Relay-Version: version B 2.10 5/3/83; site utzoo.UUCP
Path: utzoo!mnetor!uunet!lll-winken!lll-lcc!pyramid!voder!apple!bcase
From: bcase@apple.UUCP (Brian Case)
Newsgroups: comp.arch
Subject: Re: Horizontal pipelining
Message-ID: <6832@apple.UUCP>
Date: Wed, 25-Nov-87 12:18:23 EST
Article-I.D.: apple.6832
Posted: Wed Nov 25 12:18:23 1987
Date-Received: Sun, 29-Nov-87 02:10:42 EST
References: <201@PT.CS.CMU.EDU> <388@sdcjove.CAM.UNISYS.COM> <988@edge.UUCP> <958@winchester.UUCP> <11444@sci.UUCP>
Reply-To: bcase@apple.UUCP (Brian Case)
Organization: Apple Computer Inc., Cupertino, USA
Lines: 25

In article <11444@sci.UUCP> kenm@sci.UUCP (Ken McElvain) writes:

   [Seems to be talking about something like the PPUs of the old Cybers.[

>I agree that cache [or TLB] hit rates will almost certainly go down.
>However, miss penalties will also drop.  It is quite possible that
>a cache fill could happen in the time it takes for the barrel
>to turn around.
>A ten stage barrel processor running at 25Mhz would easily allow
>over 300ns for a cache fill before it cost another instruction slot.
>The performance limit here is likely to be the bandwidth of the
>cache fill mechanism.

Yes, but if a fair fraction of the processors in the barrel are causing
misses (say 3 or so) then your memory system will have to be multiported
(or very fast, in which case why not just one fast processor?).
This doesn't invalidate what you are saying, just an observation.

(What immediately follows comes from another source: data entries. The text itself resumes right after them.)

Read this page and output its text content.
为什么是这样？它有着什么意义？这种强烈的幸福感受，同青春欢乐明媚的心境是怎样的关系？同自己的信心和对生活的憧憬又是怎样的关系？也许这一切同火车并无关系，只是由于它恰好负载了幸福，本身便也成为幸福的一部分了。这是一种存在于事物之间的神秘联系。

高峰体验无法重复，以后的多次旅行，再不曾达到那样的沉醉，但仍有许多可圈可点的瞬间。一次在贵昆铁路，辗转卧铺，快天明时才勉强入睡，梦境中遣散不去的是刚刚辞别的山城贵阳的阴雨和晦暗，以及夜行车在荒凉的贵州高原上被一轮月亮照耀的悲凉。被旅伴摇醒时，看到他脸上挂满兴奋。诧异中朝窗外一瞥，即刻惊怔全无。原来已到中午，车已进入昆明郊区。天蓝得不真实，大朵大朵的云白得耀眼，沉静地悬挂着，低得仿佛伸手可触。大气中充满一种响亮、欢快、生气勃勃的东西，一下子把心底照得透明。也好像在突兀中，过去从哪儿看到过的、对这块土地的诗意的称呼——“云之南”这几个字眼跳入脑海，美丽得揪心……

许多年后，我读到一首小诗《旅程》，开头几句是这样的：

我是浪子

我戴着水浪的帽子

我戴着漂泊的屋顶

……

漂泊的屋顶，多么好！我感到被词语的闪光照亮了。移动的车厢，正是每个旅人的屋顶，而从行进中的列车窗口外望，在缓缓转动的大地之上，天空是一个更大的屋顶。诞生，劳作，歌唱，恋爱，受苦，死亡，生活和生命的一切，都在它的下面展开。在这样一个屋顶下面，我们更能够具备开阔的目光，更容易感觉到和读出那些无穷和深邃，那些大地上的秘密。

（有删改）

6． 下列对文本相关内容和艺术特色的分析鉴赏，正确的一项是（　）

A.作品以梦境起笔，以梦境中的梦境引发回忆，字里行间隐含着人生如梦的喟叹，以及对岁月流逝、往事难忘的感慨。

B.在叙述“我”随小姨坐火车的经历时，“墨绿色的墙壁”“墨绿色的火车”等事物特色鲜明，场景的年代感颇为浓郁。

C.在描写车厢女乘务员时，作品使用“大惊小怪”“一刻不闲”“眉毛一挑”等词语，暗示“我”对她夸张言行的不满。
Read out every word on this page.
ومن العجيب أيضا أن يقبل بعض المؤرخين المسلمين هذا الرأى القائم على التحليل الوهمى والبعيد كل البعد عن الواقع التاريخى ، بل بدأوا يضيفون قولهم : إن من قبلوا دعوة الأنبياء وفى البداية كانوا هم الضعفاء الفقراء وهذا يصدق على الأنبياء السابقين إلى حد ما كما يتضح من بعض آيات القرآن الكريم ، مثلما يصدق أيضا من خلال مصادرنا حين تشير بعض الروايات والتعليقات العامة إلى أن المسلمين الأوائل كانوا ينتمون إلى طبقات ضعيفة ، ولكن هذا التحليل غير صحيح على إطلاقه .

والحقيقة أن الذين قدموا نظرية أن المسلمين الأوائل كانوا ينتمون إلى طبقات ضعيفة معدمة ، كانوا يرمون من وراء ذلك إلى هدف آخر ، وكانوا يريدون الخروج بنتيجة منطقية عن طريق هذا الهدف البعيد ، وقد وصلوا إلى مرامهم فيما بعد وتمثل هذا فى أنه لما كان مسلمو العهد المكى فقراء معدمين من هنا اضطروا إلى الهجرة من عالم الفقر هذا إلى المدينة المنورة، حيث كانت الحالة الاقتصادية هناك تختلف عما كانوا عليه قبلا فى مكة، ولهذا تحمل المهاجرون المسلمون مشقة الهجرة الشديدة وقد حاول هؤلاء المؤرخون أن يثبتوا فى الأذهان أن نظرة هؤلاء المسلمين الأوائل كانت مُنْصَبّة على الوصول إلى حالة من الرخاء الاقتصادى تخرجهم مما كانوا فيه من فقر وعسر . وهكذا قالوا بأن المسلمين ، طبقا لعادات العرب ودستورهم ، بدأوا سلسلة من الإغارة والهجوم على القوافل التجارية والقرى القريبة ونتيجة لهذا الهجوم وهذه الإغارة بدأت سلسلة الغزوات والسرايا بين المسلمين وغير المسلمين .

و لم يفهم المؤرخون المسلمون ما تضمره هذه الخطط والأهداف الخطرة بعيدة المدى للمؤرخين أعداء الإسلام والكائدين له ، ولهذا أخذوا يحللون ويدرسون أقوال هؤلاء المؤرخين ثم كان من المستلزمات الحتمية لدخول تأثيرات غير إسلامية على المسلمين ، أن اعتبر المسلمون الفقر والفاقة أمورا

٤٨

>Another issue is the instruction set.  It's not clear that you want
>a bunch of registers.  It may be much better to do more of a memory
>to memory architecture.  (I would recommend keeping some base registers).
>A number of other areas also have some surprising tradeoffs.

I fail to see why memory-memory would be better than registers.  Can
you give some proof?  Also, what other areas have surprising tradeoffs,
and what are they?